Het zou een adellijk huis geweest zijn staande op het Vergereind waarschijnlijk aan het einde van de Hedikhuizense Maas, van Willem van Hedikhuizen.

Schilderij bevindt zich in het Louvre.

Door Jacob Matham 1571 - 1631

Nader onderzoek zou uit moeten wijzen of dit huis daadwerkelijk bestaan heeft. Onderstaande artikelen zijn reeds verschenen

Onderstaand artikel van AL de Gaaff jrg 28 mgt

Het kasteel van Hedikhuizen

De activiteiten van de duikers van de Archeologische Onderwatersportgroep „Onsenoort" in de Komwiel te Haarsteeg zijn voor mij aanleiding geweest om een, zij het globaal, onderzoek in te stellen naar gegevens die mogelijk enig licht zouden kunnen laten schijnen op de geschiedenis van het voormalig kasteel van Hedikhuizen.

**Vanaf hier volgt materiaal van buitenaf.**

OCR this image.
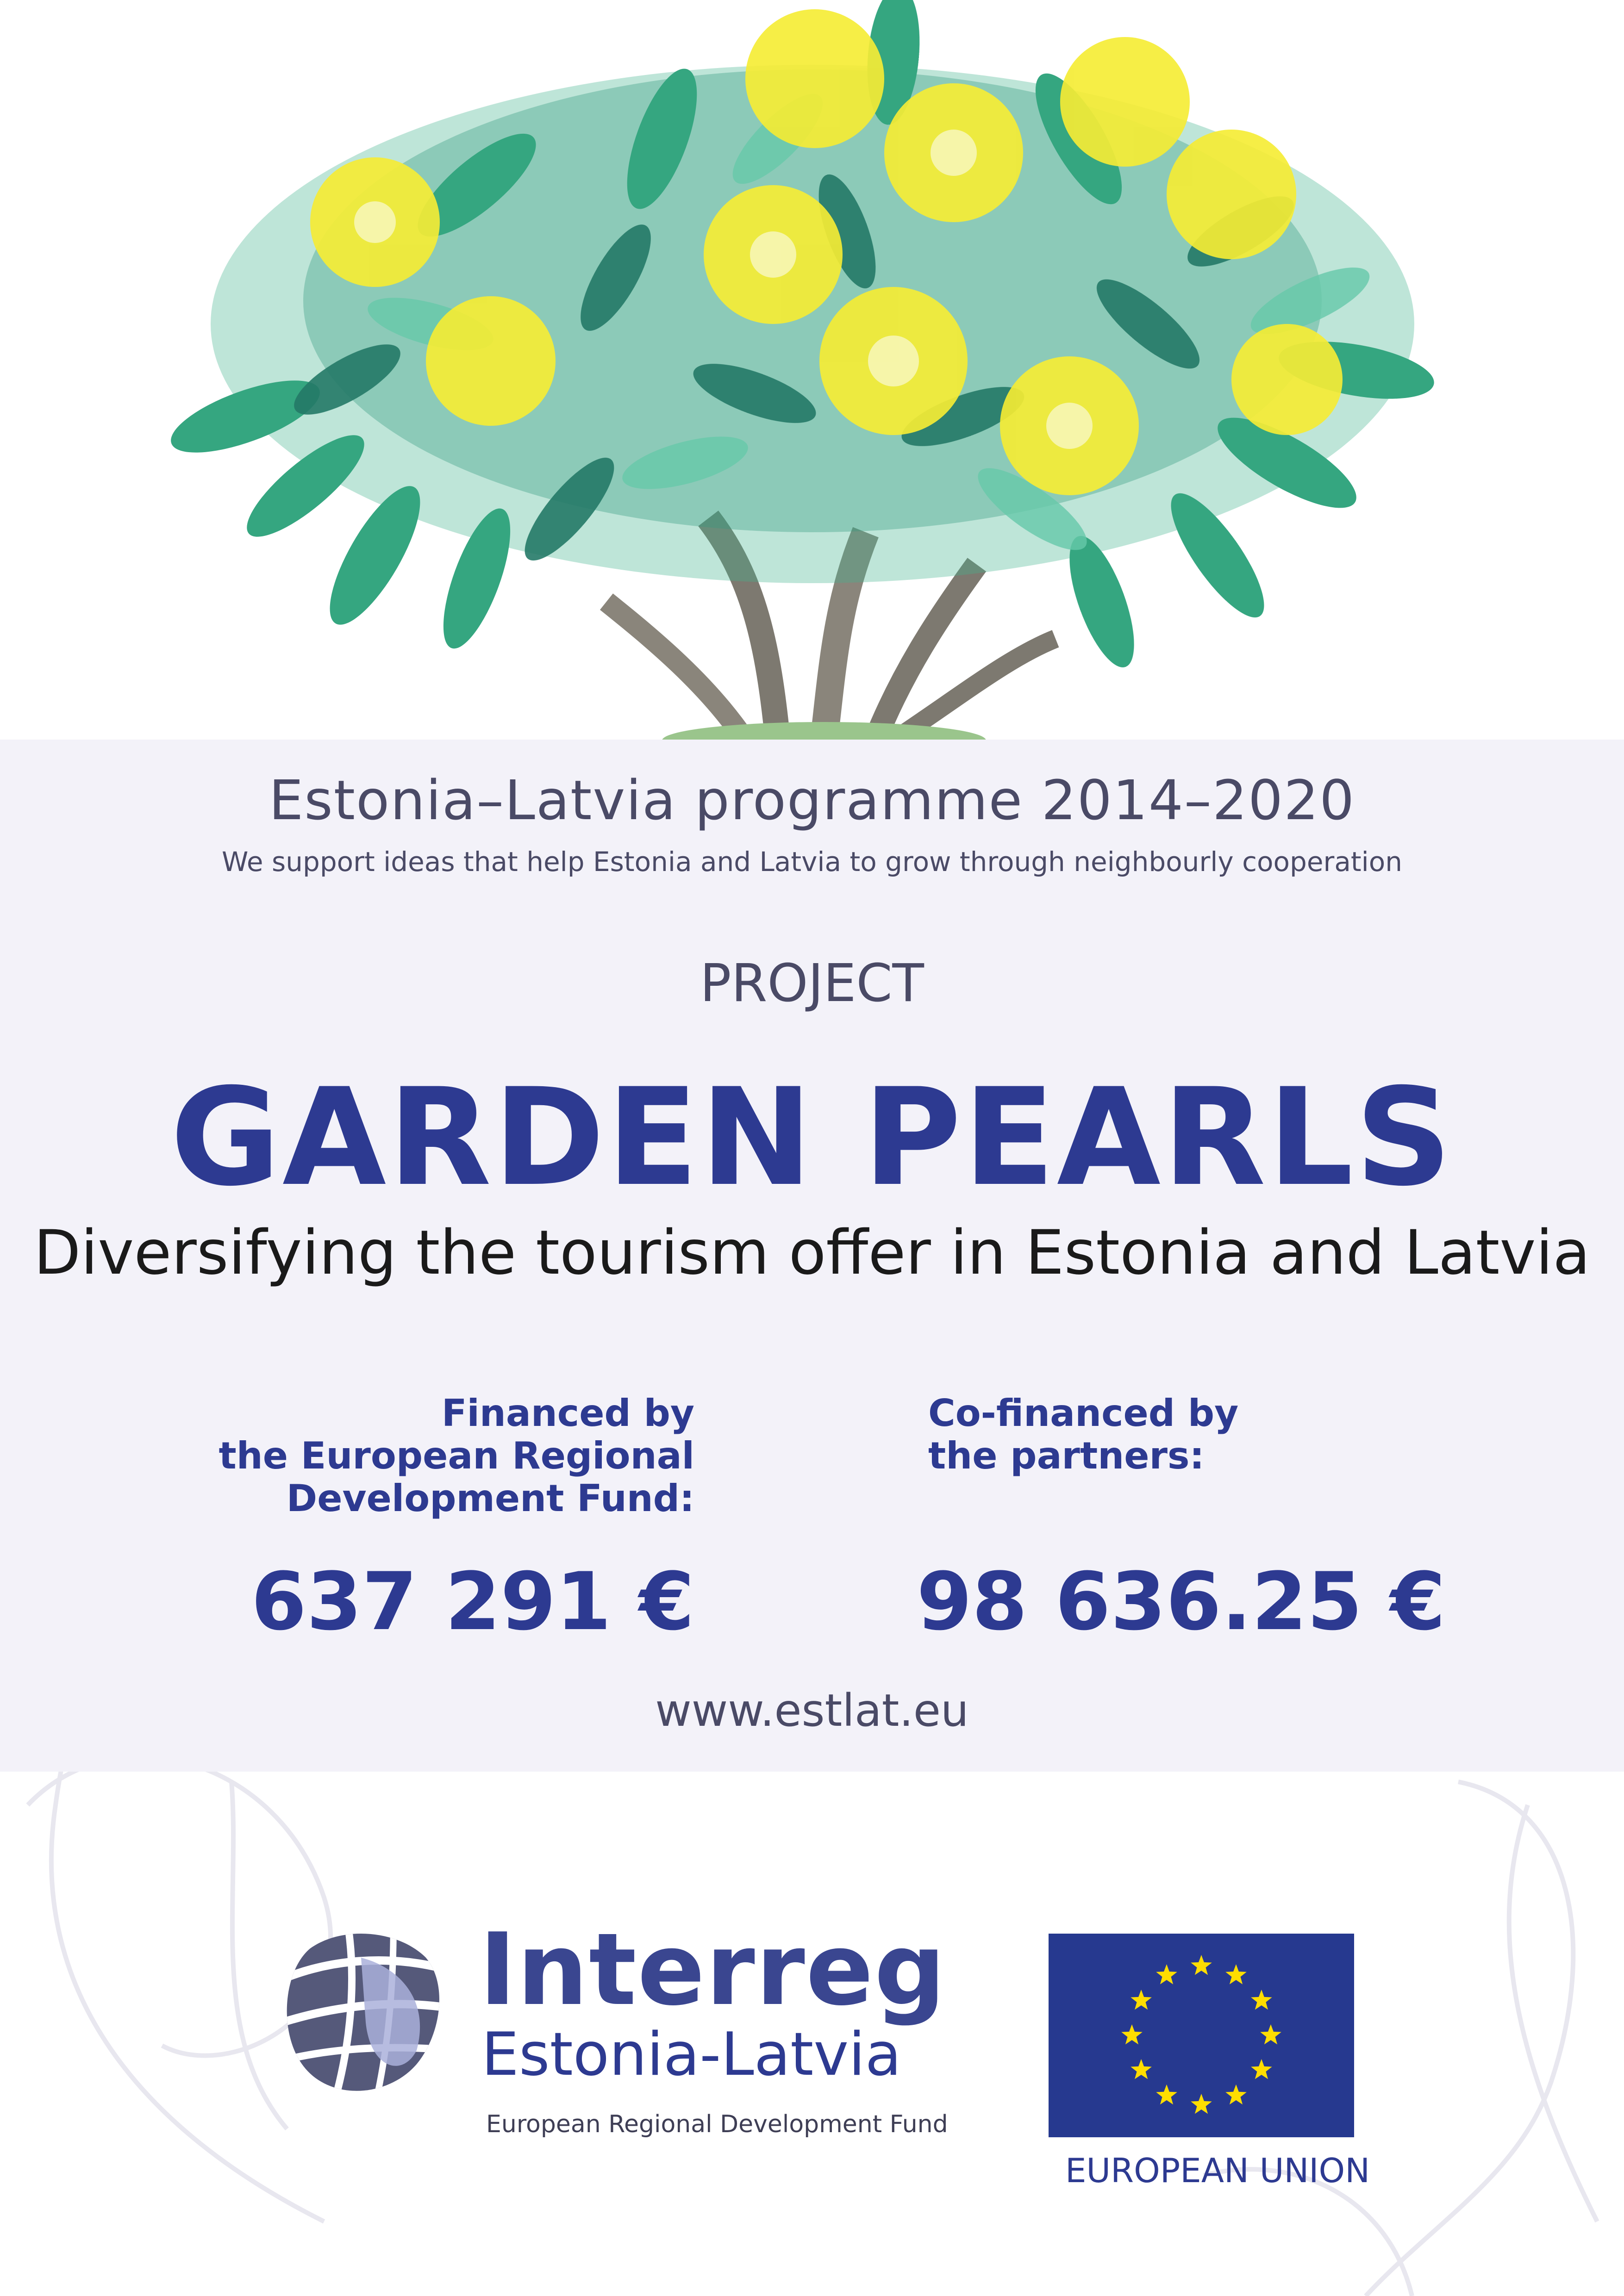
Estonia–Latvia programme 2014–2020
We support ideas that help Estonia and Latvia to grow through neighbourly cooperation
PROJECT
GARDEN PEARLS
Diversifying the tourism offer in Estonia and Latvia
Financed by
the European Regional
Development Fund:
Co-financed by
the partners:
637 291 €	98 636.25 €
www.estlat.eu
Interreg
Estonia-Latvia
European Regional Development Fund
EUROPEAN UNION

Allereerst heb ik getracht om gegevens te vinden in de archieven. Helaas wordt het kasteel van Hedikhuizen in de archieven waaruit ik gegevens trachtte te verzamelen, niet genoemd. Wel is me duidelijk geworden, dat de heren van Heusden in Hedikhuizen oude rechten bezaten. In 1328 beschikte namelijk Jan IV, heer van Heusden over tienden te Hedikhuizen 1). Tienden geven altijd oud bezit aan. Dat de heren van Heusden op hun goed ter plaatse steenhuizen gebouwd hebben is wel zeker. Dat van Hedikhuizen is er waarschijnlijk een van.

Het Tableau der Polders in Noord- Brabant, daterend uit 1843, vermeldt dat er in 1335 aan het Vergereind een adelijk huis heeft gestaan, dat vermoedelijk reeds omstreeks 1200 door Willem van Edichuizen bewoond werd. Voormeld „Tableau" vermeldt helaas geen bronnen. Deze Willem van Edichuizen of van Hedikhuizen was de zoon van Robert V, heer van Heusden (gestorven in 1202) en Philippa vanDiest2). Misschien heeft deze Willem het kasteel laten bouwen.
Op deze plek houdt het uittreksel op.